I agree with this, but I think Atrios could take it even further:
If They Designed Social Security Today
Well, they probably wouldn't. They might have a slightly more generous SSI program, which would be income and asset tested. Same for public education...
The point is we've moved away from "there are just certain things government does well and should do" and over to "maybe government should do some stuff for the poor but that's about it." It's a problem, both from a policy perspective, as there are certain things the government should do, and from a political perspective, as benefits-for-other-people never gets wide support.
Imagine what the centrists would say if universal government-run mail delivery was proposed today.
Obviously it's not just universal public schooling, mail, and Social Security. Wingnut political correctness requires us to oppose universality even when it's carried out by the private sector. Where's our universal broadband?

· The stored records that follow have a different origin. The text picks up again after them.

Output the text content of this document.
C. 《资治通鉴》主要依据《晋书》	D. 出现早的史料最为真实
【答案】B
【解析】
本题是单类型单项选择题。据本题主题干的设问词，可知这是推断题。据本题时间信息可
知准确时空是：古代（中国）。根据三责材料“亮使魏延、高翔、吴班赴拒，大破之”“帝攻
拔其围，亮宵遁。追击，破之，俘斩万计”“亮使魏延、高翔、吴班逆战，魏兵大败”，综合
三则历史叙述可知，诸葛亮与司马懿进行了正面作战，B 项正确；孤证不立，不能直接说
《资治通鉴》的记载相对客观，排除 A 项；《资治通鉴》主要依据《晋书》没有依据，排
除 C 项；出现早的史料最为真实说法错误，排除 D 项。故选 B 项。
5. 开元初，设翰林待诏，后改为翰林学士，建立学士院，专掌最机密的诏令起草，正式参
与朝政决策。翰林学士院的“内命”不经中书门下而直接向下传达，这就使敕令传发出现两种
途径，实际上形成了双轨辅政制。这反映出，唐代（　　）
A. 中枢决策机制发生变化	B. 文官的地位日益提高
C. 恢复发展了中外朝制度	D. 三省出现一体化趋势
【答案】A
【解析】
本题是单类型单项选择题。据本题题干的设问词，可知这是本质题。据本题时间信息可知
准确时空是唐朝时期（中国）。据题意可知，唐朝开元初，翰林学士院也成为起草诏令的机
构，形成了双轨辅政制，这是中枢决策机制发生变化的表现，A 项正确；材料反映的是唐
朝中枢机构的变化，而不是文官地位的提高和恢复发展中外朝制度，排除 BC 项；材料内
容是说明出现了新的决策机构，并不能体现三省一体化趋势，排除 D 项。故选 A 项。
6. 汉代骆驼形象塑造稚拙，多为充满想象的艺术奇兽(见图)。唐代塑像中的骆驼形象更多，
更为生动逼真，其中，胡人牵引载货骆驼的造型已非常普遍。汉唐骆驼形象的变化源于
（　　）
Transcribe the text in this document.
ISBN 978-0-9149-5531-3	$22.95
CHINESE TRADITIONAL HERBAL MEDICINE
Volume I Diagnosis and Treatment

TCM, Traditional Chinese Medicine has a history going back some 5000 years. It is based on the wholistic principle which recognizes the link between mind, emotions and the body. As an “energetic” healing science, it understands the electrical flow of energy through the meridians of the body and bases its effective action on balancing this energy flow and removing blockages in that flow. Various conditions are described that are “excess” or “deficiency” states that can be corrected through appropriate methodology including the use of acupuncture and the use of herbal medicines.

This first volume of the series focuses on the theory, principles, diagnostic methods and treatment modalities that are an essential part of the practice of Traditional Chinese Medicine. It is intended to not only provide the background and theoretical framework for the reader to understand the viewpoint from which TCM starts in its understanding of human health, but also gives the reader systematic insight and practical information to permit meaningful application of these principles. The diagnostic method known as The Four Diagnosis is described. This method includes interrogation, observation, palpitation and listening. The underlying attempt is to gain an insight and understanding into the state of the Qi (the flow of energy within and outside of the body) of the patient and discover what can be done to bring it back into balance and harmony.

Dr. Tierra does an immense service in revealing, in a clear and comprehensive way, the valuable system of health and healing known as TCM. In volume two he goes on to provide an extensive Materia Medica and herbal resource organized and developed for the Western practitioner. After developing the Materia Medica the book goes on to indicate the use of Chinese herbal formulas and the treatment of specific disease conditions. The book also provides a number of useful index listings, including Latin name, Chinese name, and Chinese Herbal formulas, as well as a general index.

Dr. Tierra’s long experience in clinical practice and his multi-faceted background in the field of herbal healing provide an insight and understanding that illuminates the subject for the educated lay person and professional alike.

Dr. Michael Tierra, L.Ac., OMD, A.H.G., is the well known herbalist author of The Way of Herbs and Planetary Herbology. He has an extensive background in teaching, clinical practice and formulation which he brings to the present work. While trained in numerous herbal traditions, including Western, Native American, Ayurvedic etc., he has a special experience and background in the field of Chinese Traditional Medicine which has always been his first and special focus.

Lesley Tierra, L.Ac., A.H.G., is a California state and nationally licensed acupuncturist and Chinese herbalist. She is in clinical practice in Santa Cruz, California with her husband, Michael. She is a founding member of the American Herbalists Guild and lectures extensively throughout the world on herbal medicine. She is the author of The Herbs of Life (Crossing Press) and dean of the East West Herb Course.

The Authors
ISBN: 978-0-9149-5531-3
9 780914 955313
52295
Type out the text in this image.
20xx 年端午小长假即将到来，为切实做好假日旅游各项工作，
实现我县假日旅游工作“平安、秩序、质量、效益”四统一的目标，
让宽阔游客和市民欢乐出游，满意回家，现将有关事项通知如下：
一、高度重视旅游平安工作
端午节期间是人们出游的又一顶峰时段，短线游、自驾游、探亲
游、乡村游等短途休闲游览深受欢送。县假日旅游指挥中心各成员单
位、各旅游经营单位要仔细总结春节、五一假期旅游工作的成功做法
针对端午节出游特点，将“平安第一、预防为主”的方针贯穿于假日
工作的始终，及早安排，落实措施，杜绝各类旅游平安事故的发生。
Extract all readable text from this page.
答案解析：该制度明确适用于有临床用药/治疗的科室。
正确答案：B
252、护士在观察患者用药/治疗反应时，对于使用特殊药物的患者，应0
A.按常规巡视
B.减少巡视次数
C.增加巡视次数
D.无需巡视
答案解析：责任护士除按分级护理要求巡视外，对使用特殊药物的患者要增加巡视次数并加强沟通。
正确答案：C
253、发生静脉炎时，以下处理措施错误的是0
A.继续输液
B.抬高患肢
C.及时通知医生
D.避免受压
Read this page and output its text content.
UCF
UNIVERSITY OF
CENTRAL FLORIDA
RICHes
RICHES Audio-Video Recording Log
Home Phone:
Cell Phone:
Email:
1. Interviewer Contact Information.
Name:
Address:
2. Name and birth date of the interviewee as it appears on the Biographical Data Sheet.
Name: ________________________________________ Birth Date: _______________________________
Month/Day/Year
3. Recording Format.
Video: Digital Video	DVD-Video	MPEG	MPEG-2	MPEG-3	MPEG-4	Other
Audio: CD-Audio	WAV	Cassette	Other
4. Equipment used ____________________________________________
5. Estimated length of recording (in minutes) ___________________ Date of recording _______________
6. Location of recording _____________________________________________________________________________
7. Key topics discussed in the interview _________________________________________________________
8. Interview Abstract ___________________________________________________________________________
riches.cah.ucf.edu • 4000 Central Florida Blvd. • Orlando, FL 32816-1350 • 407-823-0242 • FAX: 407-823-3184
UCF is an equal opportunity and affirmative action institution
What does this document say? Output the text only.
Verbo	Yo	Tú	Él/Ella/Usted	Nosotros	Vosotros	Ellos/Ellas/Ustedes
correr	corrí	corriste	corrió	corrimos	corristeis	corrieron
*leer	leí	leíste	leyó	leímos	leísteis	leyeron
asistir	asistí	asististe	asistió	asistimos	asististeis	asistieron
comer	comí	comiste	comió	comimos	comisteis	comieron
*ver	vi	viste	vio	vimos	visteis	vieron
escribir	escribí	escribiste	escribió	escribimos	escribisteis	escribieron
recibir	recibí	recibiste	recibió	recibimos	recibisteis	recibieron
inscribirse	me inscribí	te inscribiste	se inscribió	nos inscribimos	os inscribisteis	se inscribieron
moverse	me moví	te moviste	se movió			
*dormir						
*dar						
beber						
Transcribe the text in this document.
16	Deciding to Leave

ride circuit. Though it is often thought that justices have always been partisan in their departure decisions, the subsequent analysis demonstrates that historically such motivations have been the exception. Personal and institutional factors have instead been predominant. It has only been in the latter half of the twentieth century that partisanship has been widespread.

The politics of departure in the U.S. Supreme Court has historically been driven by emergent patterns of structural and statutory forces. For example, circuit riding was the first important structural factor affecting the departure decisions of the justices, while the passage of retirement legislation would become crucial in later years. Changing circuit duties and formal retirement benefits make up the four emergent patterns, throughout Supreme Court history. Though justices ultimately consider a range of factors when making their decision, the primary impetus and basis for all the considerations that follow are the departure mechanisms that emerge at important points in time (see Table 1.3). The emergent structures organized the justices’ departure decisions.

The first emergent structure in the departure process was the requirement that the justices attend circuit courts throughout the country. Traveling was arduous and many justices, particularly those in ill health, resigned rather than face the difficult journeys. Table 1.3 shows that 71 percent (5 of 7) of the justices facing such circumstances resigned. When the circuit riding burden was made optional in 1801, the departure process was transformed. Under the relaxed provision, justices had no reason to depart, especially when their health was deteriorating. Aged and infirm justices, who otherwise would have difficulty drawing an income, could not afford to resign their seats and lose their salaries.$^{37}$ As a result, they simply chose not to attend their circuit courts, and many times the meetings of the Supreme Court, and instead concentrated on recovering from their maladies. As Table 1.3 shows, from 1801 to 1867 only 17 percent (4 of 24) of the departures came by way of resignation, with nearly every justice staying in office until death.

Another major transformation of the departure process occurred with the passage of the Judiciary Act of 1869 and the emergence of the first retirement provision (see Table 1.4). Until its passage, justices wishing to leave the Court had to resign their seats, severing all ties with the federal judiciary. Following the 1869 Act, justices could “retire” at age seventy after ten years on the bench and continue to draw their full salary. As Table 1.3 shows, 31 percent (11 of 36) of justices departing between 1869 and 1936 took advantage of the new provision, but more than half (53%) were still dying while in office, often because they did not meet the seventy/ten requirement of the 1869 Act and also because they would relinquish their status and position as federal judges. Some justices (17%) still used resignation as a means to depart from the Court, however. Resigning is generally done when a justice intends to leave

Many rural stretches of the country still don't have DSL. Hell, there isn't even cellphone coverage in certain swaths of the country -- and any serious push to rectify either of these situstions from, say, the White House would have Beck and Malkin shrieking "SOCIALISM!" even louder than they are now.
Which means, to me, that if we hadn't achieved near-universal electrification or near-universal telephone access before Reaganism ate America's collective brain, we'd probably have gone decades post-Ronnie without stringing electrical or phone wires into the parts of the country that didn't have them -- and woe to the dirty hippie politician who dared to object.
Recall the words of one of the wingnuts' favorite political philosophers, Margaret Thatcher:
"...there's no such thing as society. There are individual men and women and there are families. And no government can do anything except through people, and people must look after themselves first. It is our duty to look after ourselves and then, also, to look after our neighbours."
Those people across town? Screw 'em.
It's really hard to imagine any universalized domestic program that wingnuts might not reject if given their druthers. Recently it was road-building:
In a recent radio interview, Rep. Carol Shea-Porter (D-NH) made the seemingly-innocuous statement that the federal highway system, as well as federal laws ensuring safe drugs and safe airplanes, are constitutional. Nevertheless, Shea-Porter is now under attack by "tenther" activists who believe that virtually everything the federal government does is unconstitutional:
Author and historian David Barton, the president of WallBbuilders, [sic] says Shea-Porter's comments reflect her view that Washington government should run everything. He notes that both the Ninth and Tenth Amendments say anything that is not explicitly covered in the Constitution belongs to the states and to the people.
"... The Constitution does say that the federal government can take care of what are called the post roads -- those on which the mail travels -- but outside of that, states are responsible for their own highways, their own roads, their own county, local, state roads," he notes....
Barton is a church-state-separation denialist who is much admired by folks such as Mike Huckabee, possibly the GOP's next presidential nominee. If you don't believe the interstate highway system is legal, and you believe in minimalist government at the state level, you could easily take a short step from that to no public road-building at all.
That's why I'd actually like to see some portion of Wingnuttia break off and become an independent nation (once we'd cleared the military bases and weapons out, of course). I'd love to see what sort of hellish libertarian/theocratic hybrid the looneys would manage to cook up.